Fig. 6: Deep-learning models predict chromatin accessibility in different brain cell types from the DNA sequence.

a, Schematic of the deep-learning (DL) model Basenji for predicting chromatin accessibly. b, The number of subclasses of each cell class in the training dataset. c, The accuracy (Pearson correlation) of each class. n = 93 (GABA), n = 111 (Glut) and n = 17 (NN) subclasses. d, The AUROC was calculated for representative subclasses by comparing the peaks called from predicted genomic signals with the peaks called from real experimental signals. e, The model’s ability to predict cell-type-specific patterns of open chromatin. The coefficient of variance (variance/mean) across cell types was compared with the Pearson r calculated between true signals and the predicted signals across cell subclasses. Each dot represents one cCRE in the testing set. f, True signals from ATAC–seq data in mouse cell subclasses were compared with the predicted chromatin accessibility in the test set.
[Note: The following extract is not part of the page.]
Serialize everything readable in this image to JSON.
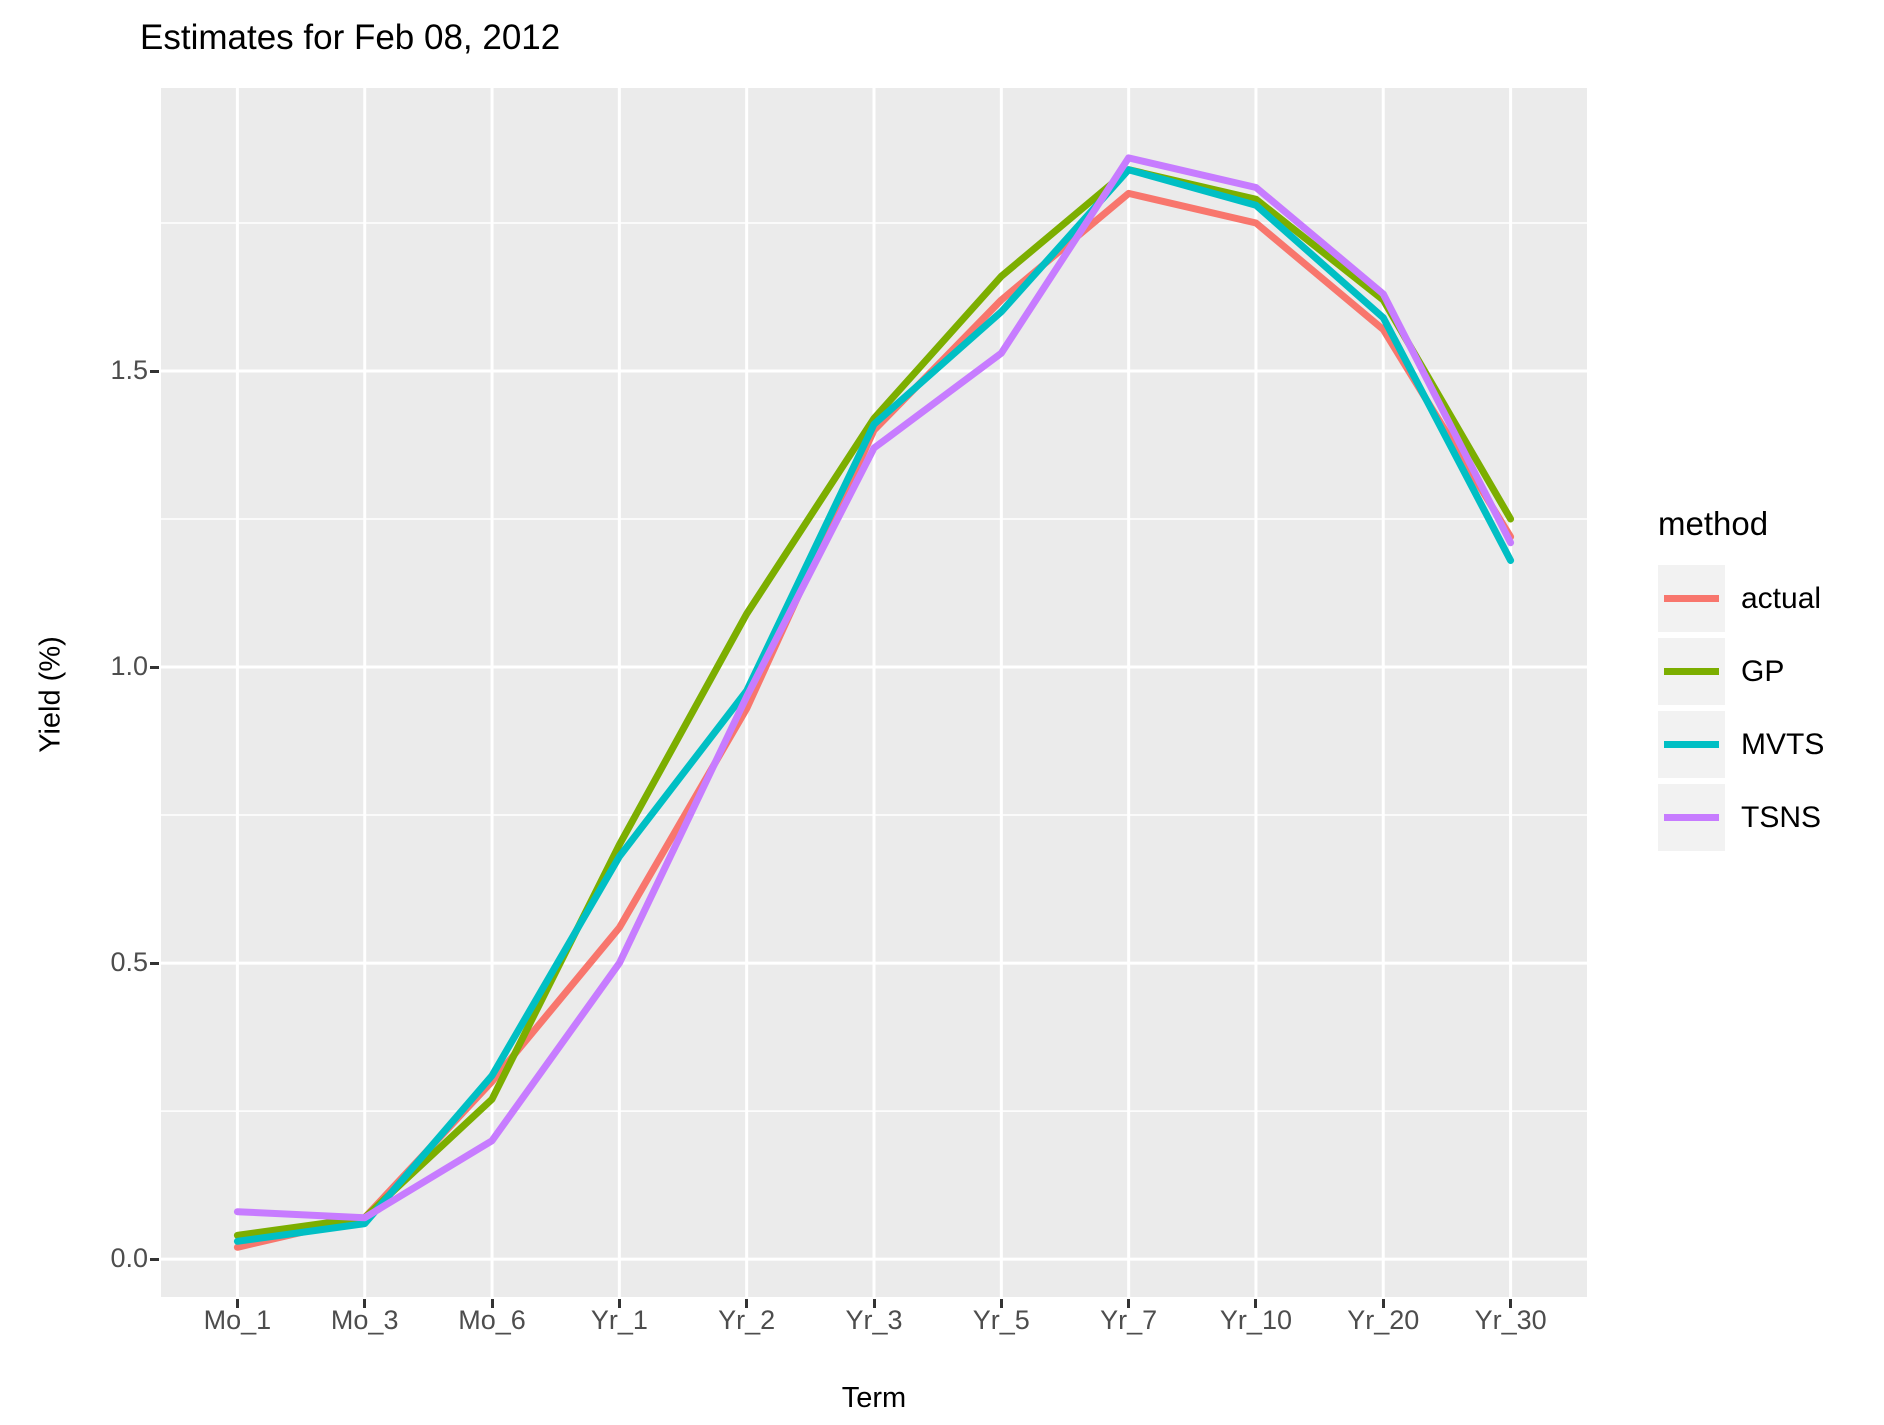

Representative loci near Nr4a2, Pou4f2, Ecel1, Hopx, Apoe and Pf4 are shown. g, Schematic of predicting potential chromatin accessibility signals using human DNA sequence as inputs. h, The AUROC was calculated for matched human cell types. n = 26 cell types for the human brain dataset. i, The Pearson r of true signals and the predicted signals across cell types for all tested cCREs, tested distal cCREs and tested proximal cCREs. The numbers of overall, distal and proximal cCREs are 452,531, 437,207 and 15,324, respectively. j, True signals captured from ATAC–seq analysis in human cell types and predicted chromatin accessibilities are shown at representative genomic loci near the genes CUX2, GAD2, DRD1 and OLIG1. Cell-type-specific cCREs are highlighted in grey. For the box plots, the box limits span the first to third quartiles, the centre line denotes the median and the whiskers show 1.5× the interquartile range.